Cai na real, Portugal. Nos próximos tempos tu só vais ser notícia quando fores má notícia. E vais ser notícia muitas vezes.

Quando vivi fora de Portugal pela primeira vez ficava magoado por muito raramente aparecer o meu país na imprensa internacional. Hoje passa-se o contrário: ficaria mais satisfeito se não encontrasse tantas notícias sobre Portugal e agradeceria que nos achassem mais irrelevantes. Eu gosto do meu país; também gosto de ler o Financial Times todos os dias. O que dá frio na barriga é ler sobre o meu país no Financial Times.
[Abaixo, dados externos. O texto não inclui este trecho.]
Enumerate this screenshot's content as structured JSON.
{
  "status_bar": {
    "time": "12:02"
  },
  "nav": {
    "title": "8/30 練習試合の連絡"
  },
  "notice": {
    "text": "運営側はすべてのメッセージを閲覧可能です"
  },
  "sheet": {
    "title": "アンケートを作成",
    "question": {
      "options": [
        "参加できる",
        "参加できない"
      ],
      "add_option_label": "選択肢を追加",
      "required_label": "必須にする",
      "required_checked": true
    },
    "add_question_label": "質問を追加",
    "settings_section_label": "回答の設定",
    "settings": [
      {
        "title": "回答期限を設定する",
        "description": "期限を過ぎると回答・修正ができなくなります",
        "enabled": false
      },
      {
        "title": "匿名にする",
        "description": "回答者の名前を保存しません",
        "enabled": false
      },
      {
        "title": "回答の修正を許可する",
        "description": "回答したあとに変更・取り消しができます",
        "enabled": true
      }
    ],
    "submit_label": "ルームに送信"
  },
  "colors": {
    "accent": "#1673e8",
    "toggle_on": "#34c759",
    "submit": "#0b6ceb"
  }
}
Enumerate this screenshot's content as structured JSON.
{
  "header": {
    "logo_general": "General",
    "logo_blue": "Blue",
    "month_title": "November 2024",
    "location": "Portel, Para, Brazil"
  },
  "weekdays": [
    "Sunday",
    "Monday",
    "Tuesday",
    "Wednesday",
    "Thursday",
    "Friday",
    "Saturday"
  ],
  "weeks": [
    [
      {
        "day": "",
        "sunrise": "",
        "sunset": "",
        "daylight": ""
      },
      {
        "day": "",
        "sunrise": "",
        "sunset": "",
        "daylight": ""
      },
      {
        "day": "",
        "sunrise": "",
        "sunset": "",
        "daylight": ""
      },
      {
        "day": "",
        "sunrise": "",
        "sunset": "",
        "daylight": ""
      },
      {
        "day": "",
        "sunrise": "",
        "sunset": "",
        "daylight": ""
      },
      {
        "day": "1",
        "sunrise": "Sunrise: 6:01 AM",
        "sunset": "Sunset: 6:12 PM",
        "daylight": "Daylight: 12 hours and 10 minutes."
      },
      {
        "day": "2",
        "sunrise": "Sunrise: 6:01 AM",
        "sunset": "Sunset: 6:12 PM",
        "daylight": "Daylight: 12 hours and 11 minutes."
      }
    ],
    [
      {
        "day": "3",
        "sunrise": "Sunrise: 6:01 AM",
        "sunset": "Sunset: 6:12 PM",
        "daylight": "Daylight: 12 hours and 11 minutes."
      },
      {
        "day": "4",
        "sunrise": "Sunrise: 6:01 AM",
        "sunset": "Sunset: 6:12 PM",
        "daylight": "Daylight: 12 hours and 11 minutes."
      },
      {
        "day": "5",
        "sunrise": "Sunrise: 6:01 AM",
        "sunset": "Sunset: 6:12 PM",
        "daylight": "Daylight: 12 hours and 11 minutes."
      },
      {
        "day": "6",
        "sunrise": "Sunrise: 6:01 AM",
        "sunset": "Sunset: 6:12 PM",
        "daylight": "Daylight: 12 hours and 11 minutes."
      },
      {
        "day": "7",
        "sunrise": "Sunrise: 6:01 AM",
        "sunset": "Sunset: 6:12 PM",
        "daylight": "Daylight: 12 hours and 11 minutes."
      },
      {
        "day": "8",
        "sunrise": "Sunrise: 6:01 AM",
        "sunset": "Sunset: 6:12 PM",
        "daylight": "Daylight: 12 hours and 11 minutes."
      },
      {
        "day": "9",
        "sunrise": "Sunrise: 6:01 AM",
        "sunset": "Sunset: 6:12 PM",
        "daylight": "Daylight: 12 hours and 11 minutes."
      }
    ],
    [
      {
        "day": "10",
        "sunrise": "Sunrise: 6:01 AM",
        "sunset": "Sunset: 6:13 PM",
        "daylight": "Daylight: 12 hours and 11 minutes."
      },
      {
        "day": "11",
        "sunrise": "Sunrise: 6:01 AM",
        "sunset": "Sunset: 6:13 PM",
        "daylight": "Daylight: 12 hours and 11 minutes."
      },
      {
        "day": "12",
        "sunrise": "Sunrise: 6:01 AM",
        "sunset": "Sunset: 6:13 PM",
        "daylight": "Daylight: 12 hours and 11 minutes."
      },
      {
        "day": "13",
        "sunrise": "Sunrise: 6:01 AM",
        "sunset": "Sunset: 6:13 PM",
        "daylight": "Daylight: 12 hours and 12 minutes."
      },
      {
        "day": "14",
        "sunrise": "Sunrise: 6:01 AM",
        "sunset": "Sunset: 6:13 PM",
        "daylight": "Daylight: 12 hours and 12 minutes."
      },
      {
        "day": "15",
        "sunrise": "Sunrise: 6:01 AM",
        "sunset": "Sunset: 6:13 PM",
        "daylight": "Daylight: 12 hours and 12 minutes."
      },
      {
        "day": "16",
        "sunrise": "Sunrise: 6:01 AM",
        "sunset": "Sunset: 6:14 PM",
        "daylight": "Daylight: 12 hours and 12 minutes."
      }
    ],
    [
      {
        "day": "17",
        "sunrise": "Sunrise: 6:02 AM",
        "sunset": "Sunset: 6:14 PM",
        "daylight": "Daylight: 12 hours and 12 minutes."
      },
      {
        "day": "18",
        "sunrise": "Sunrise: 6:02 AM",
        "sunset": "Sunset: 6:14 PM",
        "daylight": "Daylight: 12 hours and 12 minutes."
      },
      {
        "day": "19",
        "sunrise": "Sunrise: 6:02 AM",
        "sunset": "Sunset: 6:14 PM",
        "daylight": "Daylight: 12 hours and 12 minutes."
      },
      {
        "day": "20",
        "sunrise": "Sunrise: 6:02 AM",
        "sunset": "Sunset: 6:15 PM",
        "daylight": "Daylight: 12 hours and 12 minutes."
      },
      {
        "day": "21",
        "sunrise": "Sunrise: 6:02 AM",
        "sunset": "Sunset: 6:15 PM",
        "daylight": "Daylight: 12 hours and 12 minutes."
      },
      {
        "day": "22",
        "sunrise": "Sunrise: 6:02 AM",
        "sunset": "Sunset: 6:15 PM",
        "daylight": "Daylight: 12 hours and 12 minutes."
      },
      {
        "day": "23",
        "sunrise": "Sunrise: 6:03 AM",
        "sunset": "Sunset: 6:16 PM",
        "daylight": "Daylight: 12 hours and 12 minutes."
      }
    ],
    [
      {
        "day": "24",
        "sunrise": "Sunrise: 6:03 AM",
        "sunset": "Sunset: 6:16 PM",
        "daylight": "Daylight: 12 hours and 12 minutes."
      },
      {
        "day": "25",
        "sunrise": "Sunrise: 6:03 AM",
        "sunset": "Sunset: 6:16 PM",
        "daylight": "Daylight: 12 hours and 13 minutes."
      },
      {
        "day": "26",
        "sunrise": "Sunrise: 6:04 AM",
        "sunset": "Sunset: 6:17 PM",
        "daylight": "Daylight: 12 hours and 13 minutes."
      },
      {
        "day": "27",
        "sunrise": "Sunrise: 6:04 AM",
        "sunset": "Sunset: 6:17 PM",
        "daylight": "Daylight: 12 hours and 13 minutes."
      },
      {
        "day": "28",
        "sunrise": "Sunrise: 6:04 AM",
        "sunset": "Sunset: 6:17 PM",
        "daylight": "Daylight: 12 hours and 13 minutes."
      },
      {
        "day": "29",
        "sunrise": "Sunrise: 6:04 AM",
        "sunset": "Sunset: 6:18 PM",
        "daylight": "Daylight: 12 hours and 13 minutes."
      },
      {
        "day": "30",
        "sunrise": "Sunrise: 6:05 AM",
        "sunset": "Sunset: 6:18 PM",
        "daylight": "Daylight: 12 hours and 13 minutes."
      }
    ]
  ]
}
Cai na real, Portugal. Nos próximos tempos tu só vais ser notícia quando fores má notícia. E vais ser notícia muitas vezes. Não se vê nenhum milagre que consiga impedir esta sequência: medidas de austeridade insustentáveis, subida dos juros da dívida soberana, pedido de ajuda ao FMI e à União Europeia, reescalonamento da dívida (ou “bancarrota”, para os corações de pedra) e depois? Depois, resta-nos sair do euro. E não julguem que me agrada escrever isto: é tão deprimente que nunca devo ter demorado tanto para alinhavar dois parágrafos de crónica.

Mas e o orçamento? A austeridade? Os cortes? Mas-mas-mas nada. Tudo isso é insustentável e, portanto, irrealista. Estupidamente, a realidade recorrente é que tudo o que fizermos é quase indiferente para os “mercados”. Ao contrário do que nos querem fazer crer, os “mercados” não nos conhecem; não lêem os nossos números com olhos de águia, a não ser para lá encontrar o que já desejam ver. Podemos dar-lhes mais ou menos pretextos, mas os “mercados” não têm tempo infinito, não têm informação perfeita, e não têm interesse académico em ser objetivos e neutrais. Não estão preocupados connosco — estão excitados. Uma notícia em inglês tem para eles mais importância do que cinquenta josés sócrates, quinhentos passos coelhos e 5 mil medinas carreiras.

Se no Financial Times de anteontem vinha Portugal na capa, no de ontem vinha Angela Merkel, que dizia estar preocupada com o proteccionismo. Na fotografia, a chanceler alemã parece (como sempre) uma morsa: sonolenta mas capaz de nos triturar.

E com que então o proteccionismo preocupa-a? Que se pode então dizer da zona euro? Que é uma equipa de dezasseis países; no fim do jogo, ganha a Alemanha. Intencional ou colateralmente, Merkel herdou uma situação enviesada contra os seus competidores na UE, guardando para a Alemanha os mercados nos países emergentes. De facto, que desagradável seria se a China se lembrasse agora de ser proteccionista…

Quanto a nós, e uma vez que não temos moeda própria, só nos poderíamos tornar competitivos (se não fosse insustentável) punindo o nosso trabalhador — o carpinteiro — e destruindo o nosso mercado interno. Há um porém: teríamos de continuar a pagar as nossas dívidas numa moeda que custaria cada vez mais a ganhar e na qual são os outros a mandar.

Fará amanhã 92 anos que inventaram uma coisa que, não sendo igual, tem aqui um certo cabimento. A Alemanha assinou com os aliados a paz após a Grande Guerra e ficou obrigada a pagar reparações em moeda estrangeira (a última prestação foi paga, por incrível que pareça, no mês passado). Mas nos anos vinte, quanto menos valia a moeda alemã, mais insustentáveis eram as reparações, levando a moeda alemã a valer menos, e assim sucessivamente. Em quatorze anos disto, o desemprego subiu de dois para vinte e três por cento.

Um conselho para a greve geral: desprezem Sócrates e Passos Coelho como as irrelevâncias que eles são. Imprimam folhetos em alemão e entreguem na embaixada.